Climate Change Will Increase Future Risk of High-tide Flooding on U.S. Coasts
The 2022 Sea Level Rise Technical Report provides the most up-to-date sea level rise projections available for all U.S. states and territories. Sea level along the U.S. coastline is projected to rise, on average, 10 – 12 inches in the next 30 years, which will be as much as the rise measured over the last 100 years. This will create a profound shift in coastal flooding over the next 30 years by causing tide and storm surge heights to increase and reach further inland. By 2050, “moderate” (typically damaging) flooding is expected to occur, on average, more than 10 times as often as it does today. About 2 feet of sea level rise along the U.S. coastline is increasingly likely between 2020 and 2100 because of emissions to date. Failing to curb future emissions could cause an additional 1.5 – 5 feet of rise for a total of 3.5 – 7 feet by the end of this century. Dr. Sweet discusses the results of the report, as well as implications for coastal communities of the United States.

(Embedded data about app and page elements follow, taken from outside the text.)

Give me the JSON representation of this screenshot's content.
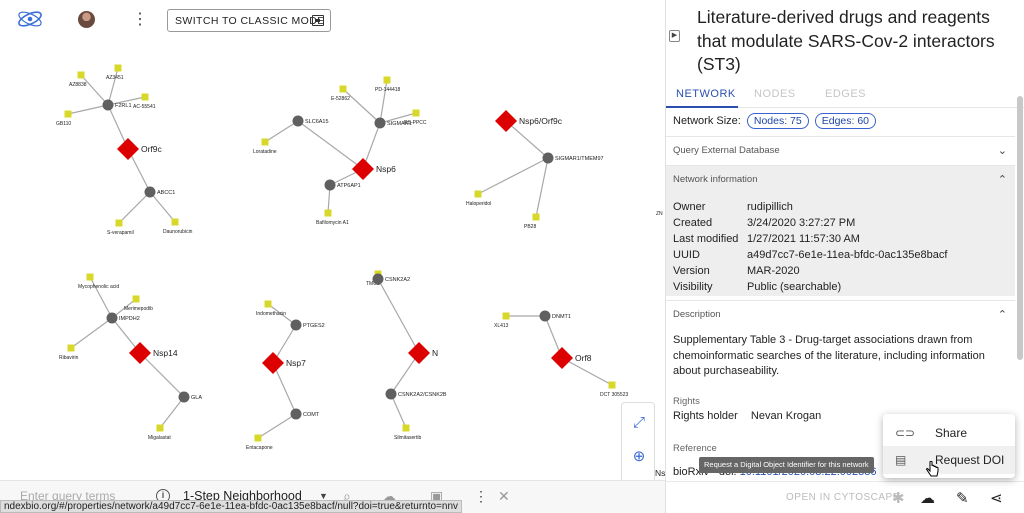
{
  "toolbar": {
    "logo_icon": "ndex-logo-icon",
    "avatar_icon": "user-avatar-icon",
    "more_icon": "vertical-dots-icon",
    "classic_mode_label": "SWITCH TO CLASSIC MODE",
    "classic_mode_icon": "window-icon"
  },
  "network": {
    "hub_color": "#dd0000",
    "gene_color": "#606060",
    "drug_color": "#d8d82a",
    "hubs": [
      "Orf9c",
      "Nsp6",
      "Nsp6/Orf9c",
      "Nsp14",
      "Nsp7",
      "N",
      "Orf8",
      "Ns"
    ],
    "genes": [
      "F2RL1",
      "ABCC1",
      "SLC6A15",
      "SIGMAR1",
      "ATP6AP1",
      "SIGMAR1/TMEM97",
      "IMPDH2",
      "GLA",
      "PTGES2",
      "COMT",
      "CSNK2A2",
      "CSNK2A2/CSNK2B",
      "DNMT1"
    ],
    "drugs": [
      "AZ8838",
      "AZ3451",
      "AC-55541",
      "GB110",
      "S-verapamil",
      "Daunorubicin",
      "E-52862",
      "PD-144418",
      "RS-PPCC",
      "Loratadine",
      "Bafilomycin A1",
      "Haloperidol",
      "PB28",
      "Mycophenolic acid",
      "Merimepodib",
      "Ribavirin",
      "Migalastat",
      "Indomethacin",
      "Entacapone",
      "TMCB",
      "Silmitasertib",
      "XL413",
      "DCT 305523"
    ],
    "edge_label": "ZN"
  },
  "zoom_controls": {
    "fit_icon": "fit-screen-icon",
    "zoom_in_icon": "zoom-in-icon",
    "zoom_out_icon": "zoom-out-icon"
  },
  "query": {
    "placeholder": "Enter query terms",
    "mode": "1-Step Neighborhood",
    "info_icon": "info-icon",
    "search_icon": "search-icon",
    "upload_icon": "cloud-upload-icon",
    "save_icon": "save-icon",
    "more_icon": "vertical-dots-icon",
    "close_icon": "close-icon"
  },
  "status_url": "ndexbio.org/#/properties/network/a49d7cc7-6e1e-11ea-bfdc-0ac135e8bacf/null?doi=true&returnto=nnv",
  "panel": {
    "title": "Literature-derived drugs and reagents that modulate SARS-Cov-2 interactors (ST3)",
    "tabs": [
      "NETWORK",
      "NODES",
      "EDGES"
    ],
    "network_size_label": "Network Size:",
    "nodes_chip": "Nodes: 75",
    "edges_chip": "Edges: 60",
    "query_external_db": "Query External Database",
    "network_information": "Network information",
    "info": [
      {
        "key": "Owner",
        "value": "rudipillich"
      },
      {
        "key": "Created",
        "value": "3/24/2020 3:27:27 PM"
      },
      {
        "key": "Last modified",
        "value": "1/27/2021 11:57:30 AM"
      },
      {
        "key": "UUID",
        "value": "a49d7cc7-6e1e-11ea-bfdc-0ac135e8bacf"
      },
      {
        "key": "Version",
        "value": "MAR-2020"
      },
      {
        "key": "Visibility",
        "value": "Public (searchable)"
      }
    ],
    "description_label": "Description",
    "description": "Supplementary Table 3 - Drug-target associations drawn from chemoinformatic searches of the literature, including information about purchaseability.",
    "rights_label": "Rights",
    "rights_holder_key": "Rights holder",
    "rights_holder_value": "Nevan Krogan",
    "reference_label": "Reference",
    "reference_prefix": "bioRxiv - doi: ",
    "reference_link": "10.1101/2020.03.22.002386"
  },
  "footer": {
    "cytoscape_label": "OPEN IN CYTOSCAPE",
    "cytoscape_icon": "cytoscape-icon",
    "download_icon": "cloud-download-icon",
    "edit_icon": "edit-pencil-icon",
    "share_icon": "share-icon"
  },
  "menu": {
    "share_label": "Share",
    "share_icon": "link-icon",
    "doi_label": "Request DOI",
    "doi_icon": "library-books-icon",
    "tooltip": "Request a Digital Object Identifier for this network"
  }
}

Presenter: Dr. William Sweet is a NOAA Oceanographer researching and developing products about how sea level rise affects coastal flood risk and how people perceive that risk. He helped the U.S. Department of Defense assess coastal flood risk across their global installations, developed the latest sea level rise scenarios for the U.S. and was a lead author for Volumes 1 and 2 of the 4th U.S. National Climate Assessment. He enjoys sailing the Chesapeake Bay and teaching his kids about the signs of sea level rise from his home in Annapolis.